The subcommittee report largely reiterates and aligns with a wealth of previous findings on the failures of lockdowns and forced masking, as well as the origins of COVID-19. On the subject of the vaccines, however, it neglects a large body of evidence of far more widespread harm.

The federal Vaccine Adverse Event Reporting System (VAERS) reports 38,068 deaths, 218,646 hospitalizations, 22,002 heart attacks, and 28,706 myocarditis and pericarditis cases as of October 25, among other ailments. U.S. Centers for Disease Control & Prevention (CDC) researchers have recognized a “high verification rate of reports of myocarditis to VAERS after mRNA-based COVID-19 vaccination,” leading to the conclusion that “under-reporting is more likely” than over-reporting.

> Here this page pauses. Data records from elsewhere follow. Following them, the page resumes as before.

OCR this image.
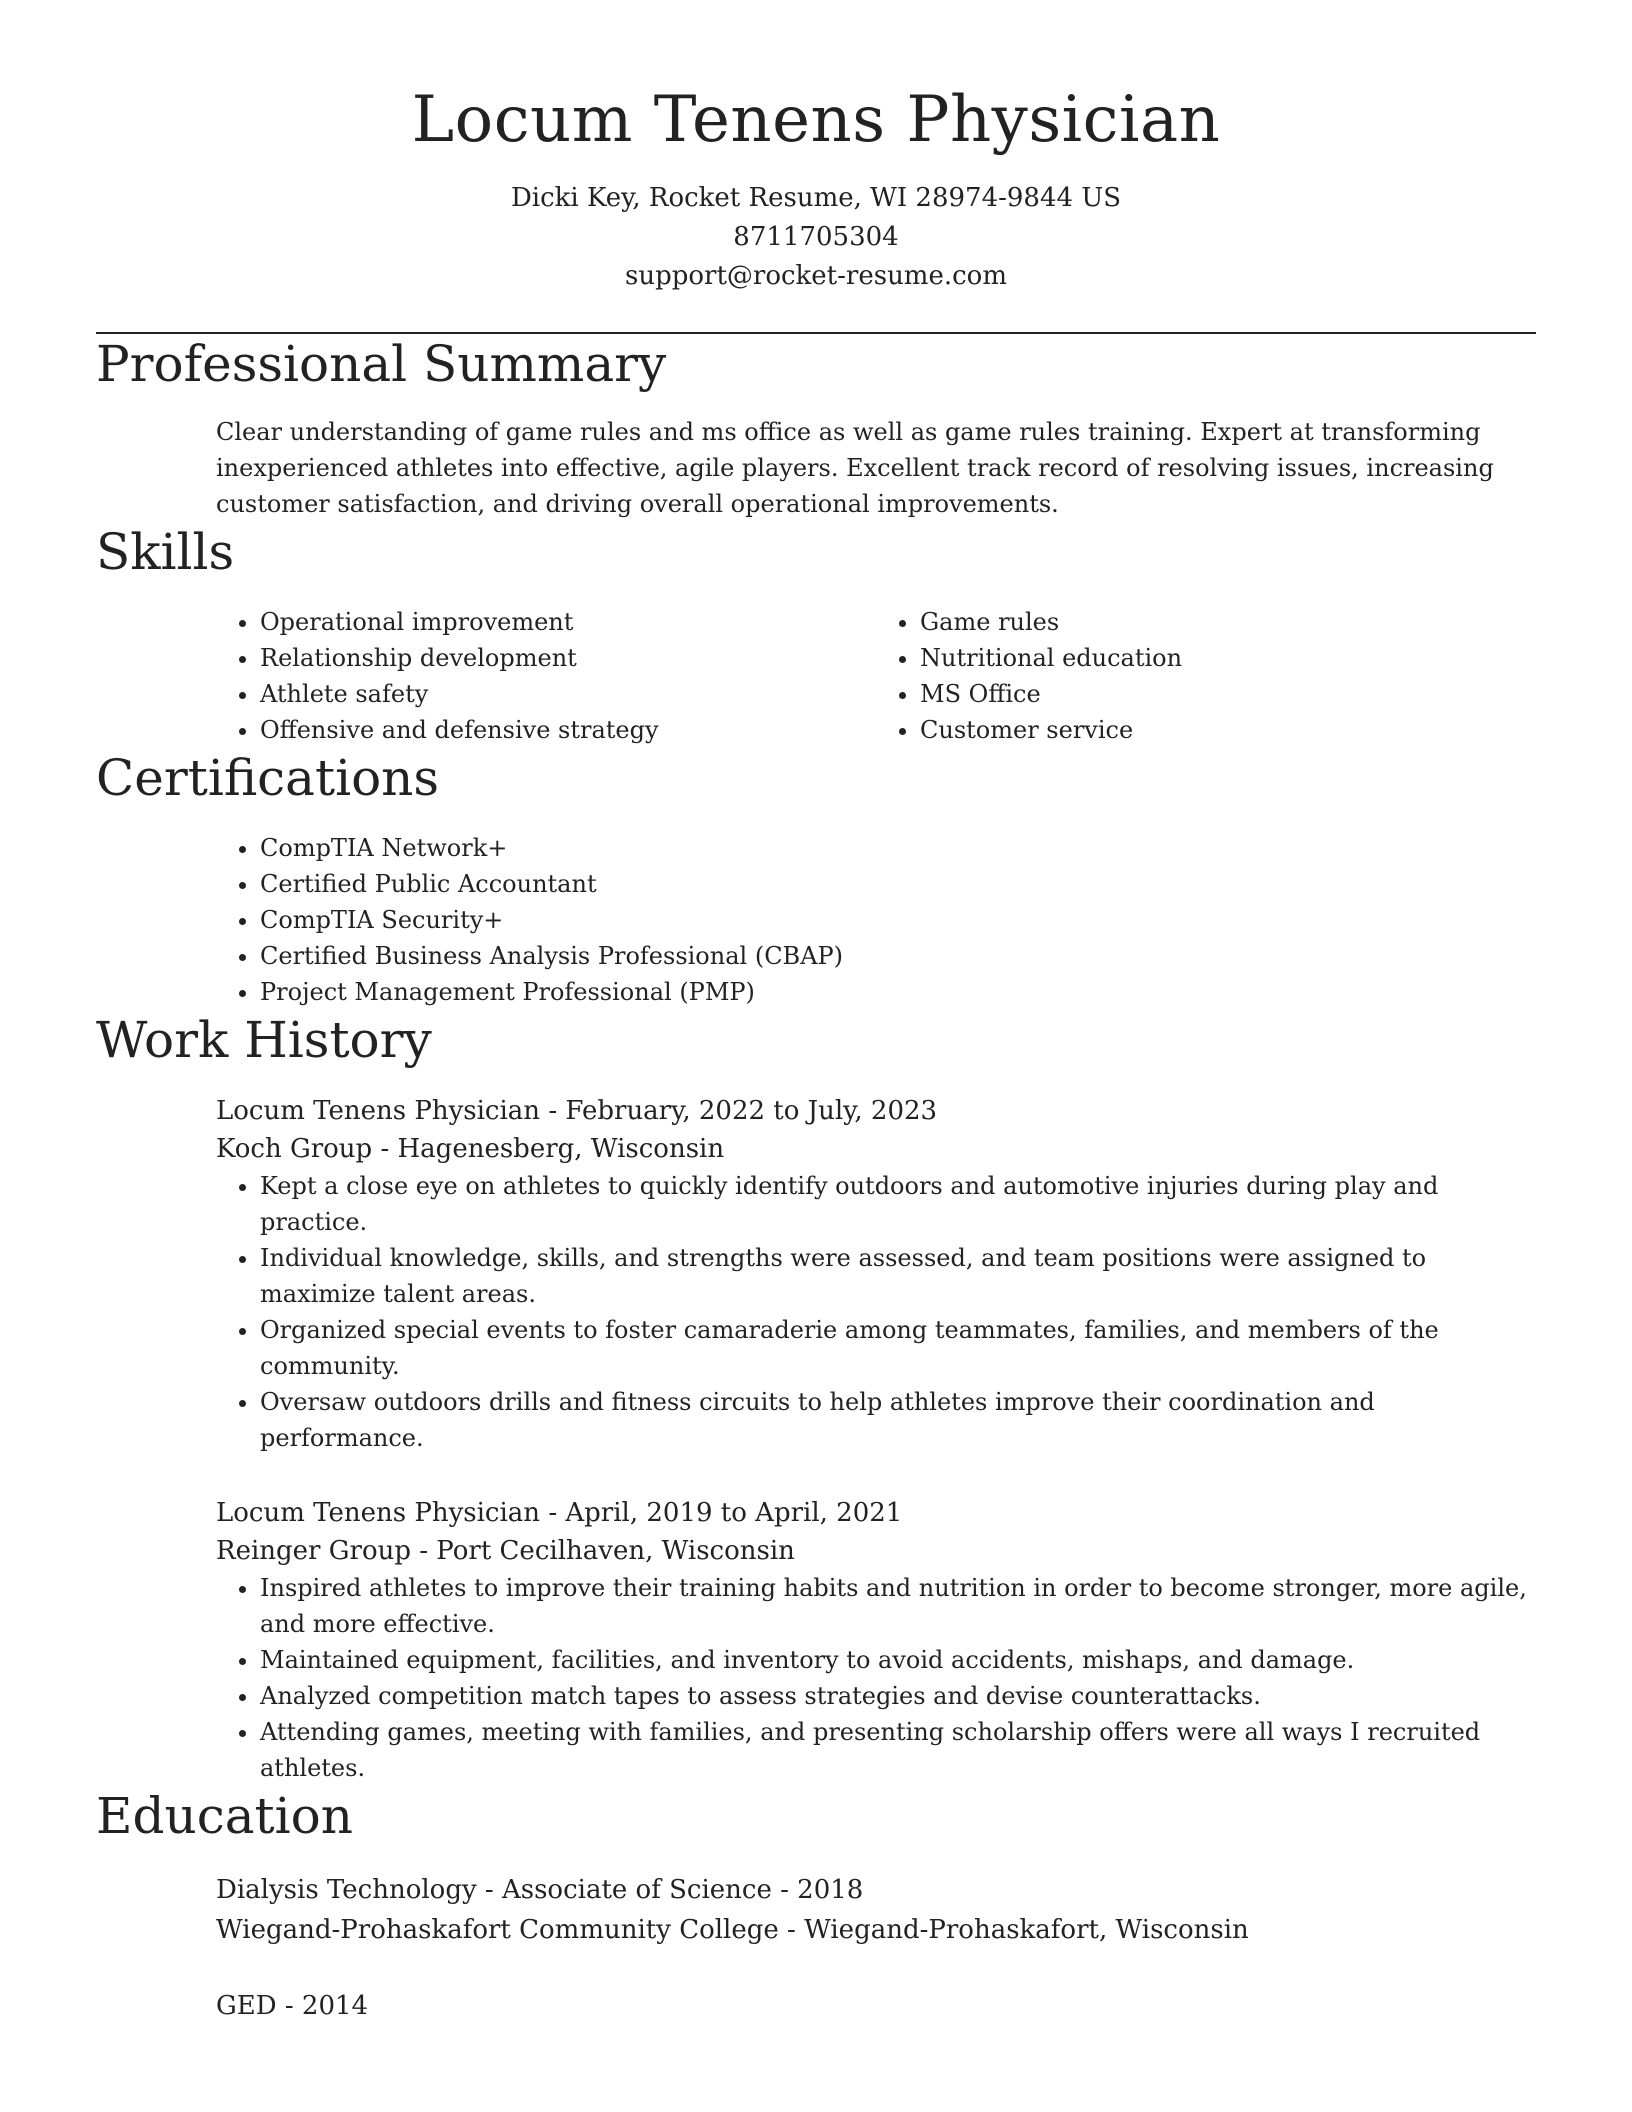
Locum Tenens Physician
Dicki Key, Rocket Resume, WI 28974-9844 US
8711705304
support@rocket-resume.com
Professional Summary

Clear understanding of game rules and ms office as well as game rules training. Expert at transforming inexperienced athletes into effective, agile players. Excellent track record of resolving issues, increasing customer satisfaction, and driving overall operational improvements.

Skills
• Operational improvement
• Relationship development
• Athlete safety
• Offensive and defensive strategy
• Game rules
• Nutritional education
• MS Office
• Customer service
Certifications
• CompTIA Network+
• Certified Public Accountant
• CompTIA Security+
• Certified Business Analysis Professional (CBAP)
• Project Management Professional (PMP)
Work History
Locum Tenens Physician - February, 2022 to July, 2023
Koch Group - Hagenesberg, Wisconsin
• Kept a close eye on athletes to quickly identify outdoors and automotive injuries during play and practice.
• Individual knowledge, skills, and strengths were assessed, and team positions were assigned to maximize talent areas.
• Organized special events to foster camaraderie among teammates, families, and members of the community.
• Oversaw outdoors drills and fitness circuits to help athletes improve their coordination and performance.
Locum Tenens Physician - April, 2019 to April, 2021
Reinger Group - Port Cecilhaven, Wisconsin
• Inspired athletes to improve their training habits and nutrition in order to become stronger, more agile, and more effective.
• Maintained equipment, facilities, and inventory to avoid accidents, mishaps, and damage.
• Analyzed competition match tapes to assess strategies and devise counterattacks.
• Attending games, meeting with families, and presenting scholarship offers were all ways I recruited athletes.
Education
Dialysis Technology - Associate of Science - 2018
Wiegand-Prohaskafort Community College - Wiegand-Prohaskafort, Wisconsin
GED - 2014
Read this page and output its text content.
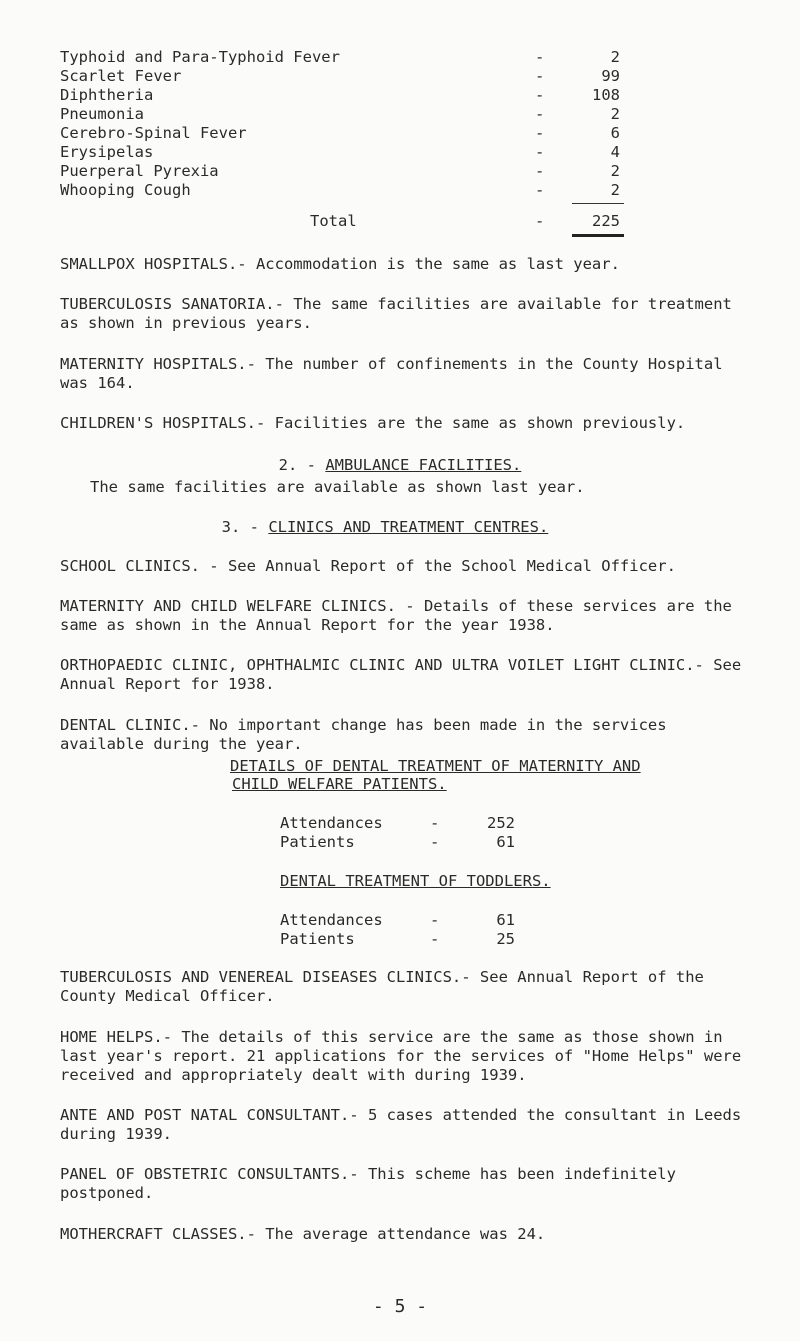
Typhoid and Para-Typhoid Fever	-	2
Scarlet Fever	-	99
Diphtheria	-	108
Pneumonia	-	2
Cerebro-Spinal Fever	-	6
Erysipelas	-	4
Puerperal Pyrexia	-	2
Whooping Cough	-	2
Total	-	225
SMALLPOX HOSPITALS.- Accommodation is the same as last year.
TUBERCULOSIS SANATORIA.- The same facilities are available for treatment as shown in previous years.
MATERNITY HOSPITALS.- The number of confinements in the County Hospital was 164.
CHILDREN'S HOSPITALS.- Facilities are the same as shown previously.
2. - AMBULANCE FACILITIES.
The same facilities are available as shown last year.
3. - CLINICS AND TREATMENT CENTRES.
SCHOOL CLINICS. - See Annual Report of the School Medical Officer.
MATERNITY AND CHILD WELFARE CLINICS. - Details of these services are the same as shown in the Annual Report for the year 1938.
ORTHOPAEDIC CLINIC, OPHTHALMIC CLINIC AND ULTRA VOILET LIGHT CLINIC.- See Annual Report for 1938.
DENTAL CLINIC.- No important change has been made in the services available during the year.
DETAILS OF DENTAL TREATMENT OF MATERNITY AND
CHILD WELFARE PATIENTS.
Attendances	-	252
Patients	-	61
DENTAL TREATMENT OF TODDLERS.
Attendances	-	61
Patients	-	25
TUBERCULOSIS AND VENEREAL DISEASES CLINICS.- See Annual Report of the County Medical Officer.
HOME HELPS.- The details of this service are the same as those shown in last year's report. 21 applications for the services of "Home Helps" were received and appropriately dealt with during 1939.
ANTE AND POST NATAL CONSULTANT.- 5 cases attended the consultant in Leeds during 1939.
PANEL OF OBSTETRIC CONSULTANTS.- This scheme has been indefinitely postponed.
MOTHERCRAFT CLASSES.- The average attendance was 24.
- 5 -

An analysis of 99 million people across eight countries published February in the journal Vaccine “observed significantly higher risks of myocarditis following the first, second and third doses” of mRNA-based COVID vaccines, as well as signs of increased risk of “pericarditis, Guillain-Barré syndrome, and cerebral venous sinus thrombosis,” and other “potential safety signals that require further investigation.” In April, the CDC was forced to release by court order 780,000 previously undisclosed reports of serious adverse reactions, and a study out of Japan found “statistically significant increases” in cancer deaths after third doses of mRNA-based COVID-19 vaccines and offered several theories for a causal link.

In Florida, an ongoing grand jury investigation into the vaccines’ manufacturers is slated to release a report on the safety and effectiveness of the COVID vaccines, and a lawsuit by the state of Kansas has been filed accusing Pfizer of misrepresentation for calling the shots “safe and effective.” The findings of both efforts are highly anticipated.

All eyes are currently on returning President Trump, and whose health team, which will be helmed by prominent vaccine critic Robert F. Kennedy, Jr. as his nominee for Secretary of Health & Human Services, has given mixed signals as to the prospects of reconsidering the shots for which he has long taken credit, and has nominated both critics and defenders of establishment COVID measures for a number of administration roles.